Wha goes there? cried she, hoarse as a crow
With one decayed tooth black as night,
It crumbled in her mouth as I whimpered a whisper,
Mara, trembling at the sight.
Her scaled skin rose, her webbed feet walked
Across the glen's grass so green,
With tangled ebon hair that saw the moon's light blocked
Stood the foulest creature I had ever seen!
She clawed at her swollen and bloodied stomach
Then pressed a cold hand to my chest,
Undoing my laces, she pulled the dress from my hips
To cleanse in the water with the rest.
It was the knot that frightened her, the string's green glow
Caused a tear to escape her eye,
Grasping it from me, she dropped it below
And cried her melancholy sigh.
When she had me naked, with my clothes in her arms
She led me to her spot by the stream,
Chanting her dirge, so spectral was her charm that
My clothes she began to clean.
This is no fae, no woman of grace
(Though she sings of a mother's love).
Her scrubbing is that of anguish and duty
As she bathed my ring-fingered glove.
Her cleaning commenced and whence it concluded
She rose to whisper in my ear,
Murmuring of man, of lochs and the sun,
My path was made perfectly clear.
She wailed as I left, and stroked her hands
To her stomach though a babe would appear,
As though she had seen such sorrows before
She turned and effaced her cold tears.
Galaxies I beheld; the spiral of stars
And a woman's wail atop the water,
As my trail unfolded, echoing through the glen's corners
Cried the caution of Cassiopeia's daughter.
O' what beauty, what a marvellous sight
I came upon to behold,
All had changed as the water trail split
And the shadowed glens did unfold.
He stood by a loch; pale-eyed, and sandy-haired
Was his mane – as cruel as summer,
Yer clan, guid sir?

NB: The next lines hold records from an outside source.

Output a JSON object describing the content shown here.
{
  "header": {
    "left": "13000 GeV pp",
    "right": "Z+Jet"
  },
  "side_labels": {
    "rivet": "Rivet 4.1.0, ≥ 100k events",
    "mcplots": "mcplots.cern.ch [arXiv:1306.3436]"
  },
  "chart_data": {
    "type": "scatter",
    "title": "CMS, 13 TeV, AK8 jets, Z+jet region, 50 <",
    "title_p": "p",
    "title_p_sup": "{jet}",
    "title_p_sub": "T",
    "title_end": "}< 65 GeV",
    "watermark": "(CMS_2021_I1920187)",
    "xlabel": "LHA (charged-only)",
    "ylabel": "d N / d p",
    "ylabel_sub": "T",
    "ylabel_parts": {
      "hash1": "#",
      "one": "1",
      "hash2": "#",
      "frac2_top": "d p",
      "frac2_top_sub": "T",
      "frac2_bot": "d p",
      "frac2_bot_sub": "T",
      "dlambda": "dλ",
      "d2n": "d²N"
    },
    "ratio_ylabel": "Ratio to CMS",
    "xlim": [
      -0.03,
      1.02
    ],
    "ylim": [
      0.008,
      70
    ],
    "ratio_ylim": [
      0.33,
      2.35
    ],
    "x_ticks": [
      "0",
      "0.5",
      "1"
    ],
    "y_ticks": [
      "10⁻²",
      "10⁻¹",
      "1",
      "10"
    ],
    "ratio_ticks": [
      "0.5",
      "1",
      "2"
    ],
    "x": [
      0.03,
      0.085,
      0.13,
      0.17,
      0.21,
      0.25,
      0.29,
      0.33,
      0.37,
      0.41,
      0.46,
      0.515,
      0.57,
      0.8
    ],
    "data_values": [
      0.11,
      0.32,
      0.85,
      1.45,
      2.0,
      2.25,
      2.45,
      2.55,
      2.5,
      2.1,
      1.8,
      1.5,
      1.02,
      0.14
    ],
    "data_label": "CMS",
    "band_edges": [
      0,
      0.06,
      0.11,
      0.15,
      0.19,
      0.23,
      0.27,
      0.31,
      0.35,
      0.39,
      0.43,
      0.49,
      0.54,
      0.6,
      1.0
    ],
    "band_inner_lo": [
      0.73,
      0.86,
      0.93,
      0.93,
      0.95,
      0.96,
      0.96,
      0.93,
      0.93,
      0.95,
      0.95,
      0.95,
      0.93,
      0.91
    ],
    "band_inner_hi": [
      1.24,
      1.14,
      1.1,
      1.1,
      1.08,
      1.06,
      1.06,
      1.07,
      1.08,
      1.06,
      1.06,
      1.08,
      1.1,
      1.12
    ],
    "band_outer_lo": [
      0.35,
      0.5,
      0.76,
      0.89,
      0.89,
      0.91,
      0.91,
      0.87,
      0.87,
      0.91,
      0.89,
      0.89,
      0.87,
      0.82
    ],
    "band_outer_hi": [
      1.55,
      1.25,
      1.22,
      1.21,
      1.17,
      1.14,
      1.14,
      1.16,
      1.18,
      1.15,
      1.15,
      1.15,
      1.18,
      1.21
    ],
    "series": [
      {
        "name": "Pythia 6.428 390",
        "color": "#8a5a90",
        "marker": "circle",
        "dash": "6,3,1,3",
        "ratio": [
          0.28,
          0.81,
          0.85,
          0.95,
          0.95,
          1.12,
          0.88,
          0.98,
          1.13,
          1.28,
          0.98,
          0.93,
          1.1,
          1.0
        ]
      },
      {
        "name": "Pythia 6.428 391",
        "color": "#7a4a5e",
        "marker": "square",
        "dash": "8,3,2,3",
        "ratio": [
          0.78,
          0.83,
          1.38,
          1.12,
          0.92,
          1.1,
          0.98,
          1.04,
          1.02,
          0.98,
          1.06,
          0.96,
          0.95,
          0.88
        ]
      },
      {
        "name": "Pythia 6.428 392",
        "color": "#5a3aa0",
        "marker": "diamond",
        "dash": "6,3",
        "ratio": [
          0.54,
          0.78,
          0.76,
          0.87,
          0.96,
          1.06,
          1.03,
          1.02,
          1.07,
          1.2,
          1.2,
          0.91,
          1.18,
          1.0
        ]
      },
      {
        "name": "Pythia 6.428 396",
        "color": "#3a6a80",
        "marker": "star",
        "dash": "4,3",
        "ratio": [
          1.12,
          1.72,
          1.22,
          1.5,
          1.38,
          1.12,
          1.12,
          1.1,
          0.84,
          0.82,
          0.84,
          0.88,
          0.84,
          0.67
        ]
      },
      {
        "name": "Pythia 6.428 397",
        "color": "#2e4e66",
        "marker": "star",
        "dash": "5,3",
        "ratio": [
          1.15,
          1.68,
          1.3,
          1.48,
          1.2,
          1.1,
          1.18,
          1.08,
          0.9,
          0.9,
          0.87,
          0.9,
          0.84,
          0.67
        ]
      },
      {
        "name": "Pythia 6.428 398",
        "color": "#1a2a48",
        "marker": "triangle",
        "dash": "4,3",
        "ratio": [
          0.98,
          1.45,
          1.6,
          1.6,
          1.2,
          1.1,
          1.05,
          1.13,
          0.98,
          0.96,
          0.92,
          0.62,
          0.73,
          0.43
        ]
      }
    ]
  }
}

I called through the air,
His response was in the neigh of a mummer.
What a curious being, he entices me so as he approaches
Though an untamed mare,
With a touch alike the dew grass below,
He traced where my betrothed had not dared.
These bumps on my skin - it must be the wind
Else what made my hair stand in such a way?
My questions he ignored, granting only a grin;
The fairest of men, my eyes did lay.
Seven times he circled until I grew faint
At his blurred ethereal stance,
Of hunger and lust he was the patron saint
For he swept me clean into a trance.
Scáthach's lament from her Isle of Skye
Was silenced as our two hearts did meet,
Though hastily we rode and faded her cry
For I had no wish to retreat.
This man with sand hair appears to trot
And by his back hangs a tail,
His summer mane is clad in braids of green knots –
The faeries have seen to this Gael.
We passed through the fields, where the glens had resided
Yet now there lay only scree,
The spray of salt marshes smothered the sides of
His legs until whence we came upon the sea.
Seven miles we traversed, through the unseeing land
Where man and nature were at peace,
As the shore of the loch emerged at his hoof
He brought me undersea for a feast.
It was peaceful below, black as night
With nothing in sight to distract,
His eyes were twin moons that shone a ghoulish white,
Quickly he began to act—
My skin he did tear, kissing and caressing
Though he knew what I had craved for so long,
He ravished and tore until I heard myself confessing
I had desired such an escape all along.
He granted my wish, and complied most dutifully
By snapping the neck bone from my head,
Attacking my chest, a meal of me he ate
Until the water was layered in red.
When all that remained was marrow and liver
He belched and left me for dead,
The organ arose to float atop the river
As my bones sank down to the seabed.
Then off he trotted to claim his next victim
With a beautifully mastered glance,
That the faeries watch from within their flames
As they continued their fervent dance.